MC | Você também disse que, enquanto houver negros sobre a terra, a negritude viverá. Isto é sempre verdadeiro?

AC | Sim, é perfeitamente verdadeiro. E eu o mantenho. O que isso significa? Tem-se falado muito nesse assunto. Para mim, a negritude é a cultura, a poesia. Por que? Amo muito tudo o que aprendi no liceu, na Sorbonne. Acredito muito nisso. Sou um grande admirador dos latinos e mais ainda dos gregos, mas sei também que há os egípcios e que os gregos e os romanos devem muito ao Egito, à Etiópia, a tudo esse mundo. Portanto, à África. Tomei consciência disso muito rapidamente. Atenho-me à cultura, e não a uma cultura tacanha, clássica, sancionada pelos exames e pelos diplomas europeus. É para mim uma coisa bem diferente. O que é a poesia? Porque me liguei a ela? Porque tenho sido poeta e surrealizante? Foi sem querer, eu não fiz de propósito; não foi para ser de uma escola que me aliei. E, quando André Breton me conheceu, dei-me conta de que, na realidade, eu praticava surrealismo sem saber… Mas por que? O me que me arrebatava na sociedade antilhana, era a aparência, a adaptação mais ou menos destra, todo um lado que eu não suportava, mas eu sabia que, no homem antilhano, havia outra coisa além dessa aparência. Há algo mais profundo que isso. E a poesia é a realidade profunda que aparece. Você sabe que no momento atual procura-se muito por tudo aquilo que está por debaixo da crosta terrestre. Ah então, o que eu queria fazer, era buscar o que há por debaixo da crosta mundana, acadêmica. O que o revela? Quando bruscamente você se depara com a imagem poética que brilha, preste atenção! Diria agora, não conheço muito bem a geografia - que é um geyser… Atenção para a imagem poética: ela é reveladora do mundo mais profundo. Eis porque ela é miraculosa.

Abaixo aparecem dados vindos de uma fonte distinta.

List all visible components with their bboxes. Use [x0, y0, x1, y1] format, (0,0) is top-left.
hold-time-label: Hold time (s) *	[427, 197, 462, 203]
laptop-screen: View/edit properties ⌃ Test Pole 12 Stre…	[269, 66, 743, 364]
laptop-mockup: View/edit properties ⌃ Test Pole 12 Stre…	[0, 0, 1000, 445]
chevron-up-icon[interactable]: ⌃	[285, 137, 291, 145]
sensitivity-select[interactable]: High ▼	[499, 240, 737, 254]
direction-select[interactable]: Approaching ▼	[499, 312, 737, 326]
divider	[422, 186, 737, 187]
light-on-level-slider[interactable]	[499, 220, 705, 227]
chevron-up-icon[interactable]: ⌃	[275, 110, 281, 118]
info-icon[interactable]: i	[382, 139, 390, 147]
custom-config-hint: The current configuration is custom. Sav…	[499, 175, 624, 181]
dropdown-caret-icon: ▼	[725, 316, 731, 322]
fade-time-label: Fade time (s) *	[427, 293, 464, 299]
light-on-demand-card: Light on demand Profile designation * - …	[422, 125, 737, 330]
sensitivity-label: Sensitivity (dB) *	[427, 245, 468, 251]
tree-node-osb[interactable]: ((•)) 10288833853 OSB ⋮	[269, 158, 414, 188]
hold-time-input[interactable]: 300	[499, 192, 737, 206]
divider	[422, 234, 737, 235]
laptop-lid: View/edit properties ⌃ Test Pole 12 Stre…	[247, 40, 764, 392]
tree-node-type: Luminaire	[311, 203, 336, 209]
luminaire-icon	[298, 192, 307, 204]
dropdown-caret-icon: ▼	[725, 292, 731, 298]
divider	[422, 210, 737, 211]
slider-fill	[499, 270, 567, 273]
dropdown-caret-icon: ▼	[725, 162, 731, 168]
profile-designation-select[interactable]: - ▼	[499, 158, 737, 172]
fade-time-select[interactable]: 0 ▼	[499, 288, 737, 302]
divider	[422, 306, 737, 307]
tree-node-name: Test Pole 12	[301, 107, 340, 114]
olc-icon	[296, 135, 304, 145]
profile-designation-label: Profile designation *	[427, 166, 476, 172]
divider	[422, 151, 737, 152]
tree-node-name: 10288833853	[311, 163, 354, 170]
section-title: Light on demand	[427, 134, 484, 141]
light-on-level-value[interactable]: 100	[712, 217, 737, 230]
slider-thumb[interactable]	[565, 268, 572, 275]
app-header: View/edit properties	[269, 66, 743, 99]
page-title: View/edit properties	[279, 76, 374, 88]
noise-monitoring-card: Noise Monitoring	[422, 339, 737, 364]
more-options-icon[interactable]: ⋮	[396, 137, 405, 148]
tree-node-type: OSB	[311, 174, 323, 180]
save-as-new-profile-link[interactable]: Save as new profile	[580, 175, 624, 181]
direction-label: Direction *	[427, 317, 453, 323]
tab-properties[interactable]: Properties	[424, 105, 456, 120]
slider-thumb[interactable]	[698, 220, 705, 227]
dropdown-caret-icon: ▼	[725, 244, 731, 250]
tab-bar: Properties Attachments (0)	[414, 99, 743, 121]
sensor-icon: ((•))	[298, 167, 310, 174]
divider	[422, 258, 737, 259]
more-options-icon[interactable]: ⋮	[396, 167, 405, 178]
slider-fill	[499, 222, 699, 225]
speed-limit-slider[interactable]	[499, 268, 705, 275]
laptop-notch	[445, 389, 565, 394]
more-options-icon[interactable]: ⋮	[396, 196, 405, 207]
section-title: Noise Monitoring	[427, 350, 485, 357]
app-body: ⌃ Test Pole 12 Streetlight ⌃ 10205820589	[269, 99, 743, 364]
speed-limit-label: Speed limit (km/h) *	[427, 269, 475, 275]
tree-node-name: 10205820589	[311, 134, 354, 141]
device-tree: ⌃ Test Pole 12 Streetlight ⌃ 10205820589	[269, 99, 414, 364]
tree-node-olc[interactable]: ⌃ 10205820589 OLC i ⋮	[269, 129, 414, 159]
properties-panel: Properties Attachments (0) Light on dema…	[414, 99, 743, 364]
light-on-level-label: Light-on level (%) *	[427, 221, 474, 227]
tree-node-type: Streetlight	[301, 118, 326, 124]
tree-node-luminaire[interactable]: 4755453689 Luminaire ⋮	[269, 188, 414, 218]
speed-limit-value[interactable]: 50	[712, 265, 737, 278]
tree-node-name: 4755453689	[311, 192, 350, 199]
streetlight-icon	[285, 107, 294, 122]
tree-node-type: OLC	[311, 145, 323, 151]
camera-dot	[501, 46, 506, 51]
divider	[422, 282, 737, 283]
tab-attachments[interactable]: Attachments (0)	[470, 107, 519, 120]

MC | Você pensa que, graças à negritude, os martiniquenses e os guadalupeanos mudaram?

AC | Não, não peço que eles mudem, mas que tomem consciência de sua realidade profunda.

MC | Eles o fizeram?

AC | Sim, acredito. Acredito que houve progresso. Mas não é fácil, você sabe, não é de todo fácil. Acredito que a consciência de uma identidade fez grandes progressos entre nós.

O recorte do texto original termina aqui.